Multiple symmetric lipomatosis (MSL) is an inherited disorder in which enlarging and unencapsulated lipomas symmetrically develop in the subcutaneous tissue of the neck, shoulders, mammary, and truncal regions. In some cases, it is associated with mitochondrial DNA abnormalities. The pathogenesis of MSL is completely unknown, although the fat deposits may be due to a neoplastic-like proliferation of functionally defective brown adipocytes. It has recently been demonstrated that the beta(3)-adrenergic receptor is the functionally relevant adrenergic receptor subtype in brown adipocytes and that its stimulation by noradrenaline (NA) modulates the expression of genes, such as uncoupling protein (UCP)-1 and inducible nitric oxide synthase (iNOS), involved in fat cell proliferation and differentiation. Furthermore, Trp64Arg mutation of the beta(3)-adrenoceptor has been implicated in lower NA activity in adipose tissues. The aim of this study was to investigate the molecular and functional characteristics of MSL adipocytes and to analyse the effects of nitric oxide (NO) on the proliferation/differentiation of MSL adipocytes in culture, and the relevance of putative noradrenergic deficit in the development of lipomas in MSL patients. Cultured MSL adipocytes were able to synthesize UCP-1 (the selective marker of brown adipocytes), but unlike that of normally functioning brown fat cells, the expression of the UCP-1 gene was not significantly induced by NA. NA is also defective in inducing iNOS gene expression, thus leading to reduced NO production and a consequent reduction in the anti-proliferative, adipogenic (mitochondrial biogenesis) effects of NA on MSL cells. Furthermore, the transcriptional peroxisome proliferator-activated receptor gamma co-activator-1 (PGC-1), which plays a key role in the sympathetic-stimulated mitochondrial biogenesis of brown adipocytes, is expressed but not induced by NA in MSL cells, as it is in brown adipocytes. The study did not find any association between beta(3)-adrenoceptor gene polymorphism and noradrenergic signalling defects in MSL subjects with or without mitochondrial DNA mutations.

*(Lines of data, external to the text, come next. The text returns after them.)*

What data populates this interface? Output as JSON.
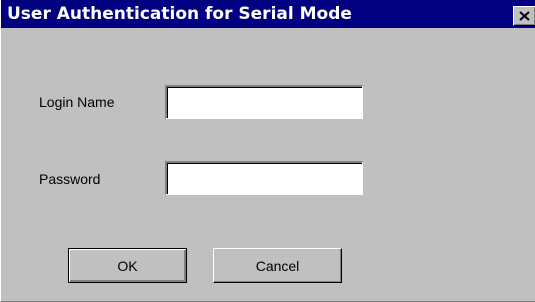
{
  "window": {
    "title": "User Authentication for Serial Mode",
    "close_icon": "close-icon"
  },
  "form": {
    "login_label": "Login Name",
    "login_value": "",
    "password_label": "Password",
    "password_value": ""
  },
  "buttons": {
    "ok_label": "OK",
    "cancel_label": "Cancel"
  },
  "colors": {
    "titlebar": "#000080",
    "face": "#c0c0c0"
  }
}
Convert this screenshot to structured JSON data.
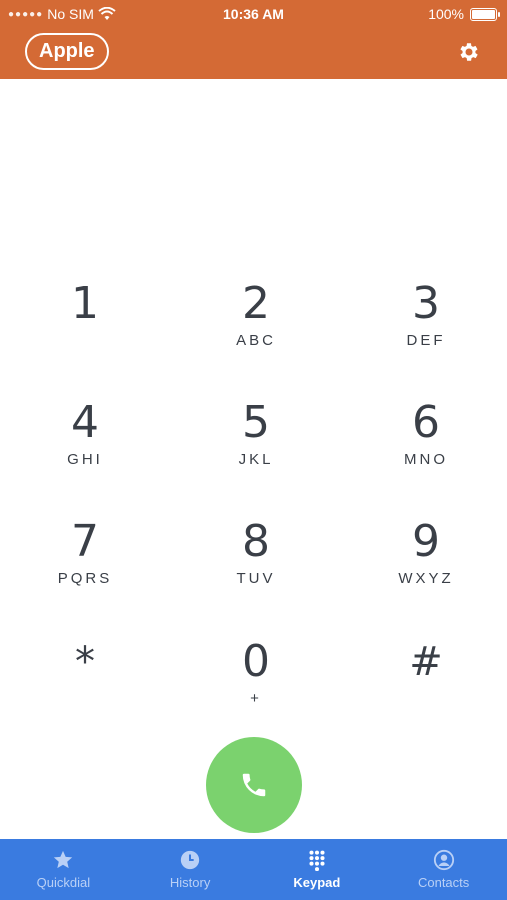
{
  "colors": {
    "header_bg": "#D46A35",
    "tabbar_bg": "#3A7BE0",
    "call_button": "#7BD26E",
    "digit_text": "#3a3f47"
  },
  "status_bar": {
    "carrier": "No SIM",
    "time": "10:36 AM",
    "battery_percent": "100%"
  },
  "header": {
    "account_label": "Apple",
    "settings_icon": "gear-icon"
  },
  "keypad": {
    "keys": [
      {
        "digit": "1",
        "letters": ""
      },
      {
        "digit": "2",
        "letters": "ABC"
      },
      {
        "digit": "3",
        "letters": "DEF"
      },
      {
        "digit": "4",
        "letters": "GHI"
      },
      {
        "digit": "5",
        "letters": "JKL"
      },
      {
        "digit": "6",
        "letters": "MNO"
      },
      {
        "digit": "7",
        "letters": "PQRS"
      },
      {
        "digit": "8",
        "letters": "TUV"
      },
      {
        "digit": "9",
        "letters": "WXYZ"
      },
      {
        "digit": "*",
        "letters": ""
      },
      {
        "digit": "0",
        "letters": "+"
      },
      {
        "digit": "#",
        "letters": ""
      }
    ],
    "call_icon": "phone-icon"
  },
  "tabs": [
    {
      "label": "Quickdial",
      "icon": "star-icon",
      "active": false
    },
    {
      "label": "History",
      "icon": "clock-icon",
      "active": false
    },
    {
      "label": "Keypad",
      "icon": "keypad-grid-icon",
      "active": true
    },
    {
      "label": "Contacts",
      "icon": "contact-icon",
      "active": false
    }
  ]
}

多发性对称性脂肪瘤病(MSL)是一种遗传性疾病,在颈部、肩部、乳腺和躯干区域的皮下组织中,会对称地出现不断增大且无包膜的脂肪瘤。在某些情况下,它与线粒体DNA异常有关。尽管脂肪沉积可能是由于功能缺陷的褐色脂肪细胞发生肿瘤样增殖所致,但MSL的发病机制完全未知。最近有研究表明,β(3)-肾上腺素能受体是褐色脂肪细胞中功能相关的肾上腺素能受体亚型,去甲肾上腺素(NA)对其刺激可调节参与脂肪细胞增殖和分化的基因表达,如解偶联蛋白(UCP)-1和诱导型一氧化氮合酶(iNOS)。此外,β(3)-肾上腺素能受体的Trp64Arg突变与脂肪组织中NA活性降低有关。本研究的目的是调查MSL脂肪细胞的分子和功能特征,分析一氧化氮(NO)对培养的MSL脂肪细胞增殖/分化的影响,以及推测的去甲肾上腺素能缺陷在MSL患者脂肪瘤形成中的相关性。培养的MSL脂肪细胞能够合成UCP-1(褐色脂肪细胞的选择性标志物),但与正常功能的褐色脂肪细胞不同,UCP-1基因的表达不会被NA显著诱导。NA在诱导iNOS基因表达方面也存在缺陷,从而导致NO生成减少,进而使NA对MSL细胞的抗增殖、成脂(线粒体生物发生)作用降低。此外,在褐色脂肪细胞中,转录过氧化物酶体增殖物激活受体γ共激活因子-1(PGC-1)在交感神经刺激的褐色脂肪细胞线粒体生物发生中起关键作用,在MSL细胞中也有表达,但不会被NA诱导,与褐色脂肪细胞情况相同。该研究未发现β(3)-肾上腺素能受体基因多态性与有无线粒体DNA突变的MSL受试者的去甲肾上腺素能信号缺陷之间存在任何关联。